Wednesday, November 14, 2012

Weird Account of Early Christianity; Professor X in the Basement of the Ivory Tower

( Originally written and posted on MySpace on  June 14, 2008 )

Weird Account of Early Christianity

 
Most of the books in my home library I have obtained by not paying the full price for them.  They were given to me as review copies, copies bought at a used bookstore, or remaindered books.   Often, a hardback book is remaindered when the paperback edition is published.   Other books are remaindered because they are slightly damaged.   I was leafing through one of my remaindered books yesterday, Robert Wolfe's  Remember to Dream: A History of Jewish Radicalism, and came across this strange account of the origin of Christianity:

    "Like all the other Middle Eastern peoples, the Judeans were eventually subjected to Roman rule.   The Romans treated all their subjects harshly, but they were particularly cruel and vindictive in their relations with the Judeans because they associated Hebrew law with slave revolts.   The Romans relied heavily on slave labor and imported literally millions of slaves into Italy to work in the fields and mines.   They were aware that Hebrew law was basically hostile to the institution of slavery, and therefore sought to suppress all manifestations of Hebrew culture in Judah.   When the Judeans rebelled against these policies, the Romans put down the uprising in a genocidal manner, killing over 1 million Judeans in the First Jewish War alone, which ended in 73 CE.   This unprecedented act of mass murder gave rise to a widespread movement of sympathy with the martyred Judeans.   Within the Roman empire itself, this movement assumed the form of a strange, cannibalistic cult of a martyred Jew, whose flesh and blood was eaten in effigy by the contrite but still bloodthirsty Romans.   This same movement of sympathy expressed itself in a more positive way outside the Roman world in the form of a number of new kingdoms which sought to pattern themselves after the laws and culture of Judah.  Kingdoms of this type were established in Ethiopia, Yemen and the coast of North Africa during the period from the 3rd to the 7th centuries CE.   These kingdoms called themselves Jewish and many of their subjects called themselves Jews.   In Ethiopia they spoke Ge'ez, in Yemen Arabic and in North Africa Berber" (pp. 326-7).
 

Wolfe's book was published in 1994 at New York City by the Jewish Radical Education Project.   During the 1960s, the Students for a Democratic Society set up a number of urban-based "radical education projects."   Wolfe's book comes out of this tradition.   It makes interesting reading because it reveals that Communism and Marxism both in Russia and in the United States have been virtually created and sustained by the Jews.   This is an assertion sustained by the research of almost innumerable other Jewish authors.  However, Wolfe's interpretation of Christianity as an early Jewish movement of protest against the Roman genocide of the Jews is rather remarkable.   Supposedly, if one accepts this theory, this means that Christianity, when it developed into a European-based faith, had somehow "forgotten" this aspect of its origins.   This theory is even more fantastic than Sigmund Freud's account in  Moses and Monotheism   which represents Moses as having been a renegade Egyptian.     

    
      
( Originally written and posted on MySpace on May 22, 2008 )

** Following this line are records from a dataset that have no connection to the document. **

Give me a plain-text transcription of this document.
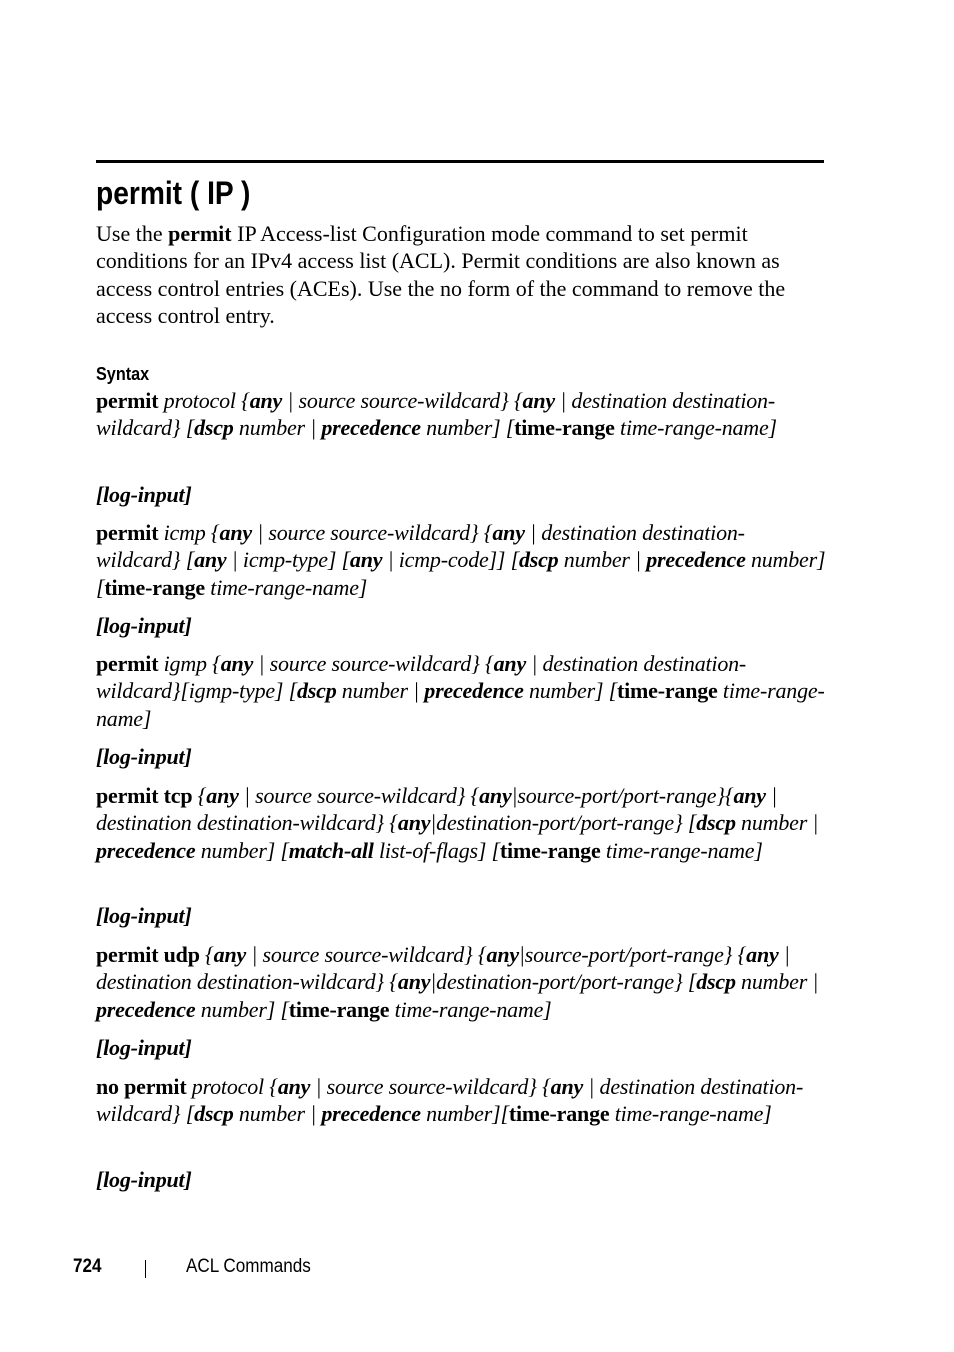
permit ( IP )

Use the permit IP Access-list Configuration mode command to set permit conditions for an IPv4 access list (ACL). Permit conditions are also known as access control entries (ACEs). Use the no form of the command to remove the access control entry.

Syntax

permit protocol {any | source source-wildcard} {any | destination destination-wildcard} [dscp number | precedence number] [time-range time-range-name]

[log-input]

permit icmp {any | source source-wildcard} {any | destination destination-wildcard} [any | icmp-type] [any | icmp-code]] [dscp number | precedence number] [time-range time-range-name]

[log-input]

permit igmp {any | source source-wildcard} {any | destination destination-wildcard}[igmp-type] [dscp number | precedence number] [time-range time-range-name]

[log-input]

permit tcp {any | source source-wildcard} {any|source-port/port-range}{any | destination destination-wildcard} {any|destination-port/port-range} [dscp number | precedence number] [match-all list-of-flags] [time-range time-range-name]

[log-input]

permit udp {any | source source-wildcard} {any|source-port/port-range} {any | destination destination-wildcard} {any|destination-port/port-range} [dscp number | precedence number] [time-range time-range-name]

[log-input]

no permit protocol {any | source source-wildcard} {any | destination destination-wildcard} [dscp number | precedence number][time-range time-range-name]

[log-input]

724	ACL Commands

"In the Basement of the Ivory Tower," by Professor X

The June 2008 issue of The Atlantic Monthly has a revealing article about a two-sided collapse of standards in large areas of higher education.   The author is identified only as Professor X, self-described as teaching as an adjunct at a private college and a community college somewhere in the northeastern USA.  Adjuncts, part-time instructional appointees who usually work on a semester-by-semester basis and who also usually lack all benefits and earn very low pay, have become the industrial reserve army for postsecondary education.   The number of students taught by adjuncts steadily grows.
 

Professor X teaches English composition.  He dwells on the difficulty in working with students of this subject.  Objective tests are not involved.  Moreover, there is the problem of showing students with abysmal writing (and thinking) skills what their shortcomings are.  As if that were not daunting enough, Professor X has come to the firm conviction that American higher education with its mania for ever-growing enrollments of students, capable or not, is debasing itself and deceiving the hapless students who hope to acquire skills that will be forever denied to them because of their own lack of inherent ability.
 

I see this sad situation as an outcome of two seemingly contrary forces:  (1) the unrealistic egalitarianism of academic people in the humanities and the social sciences and  (2) the  capitulation of college administrators to the Chamber of Commerce's expectation that more is always tantamount to better.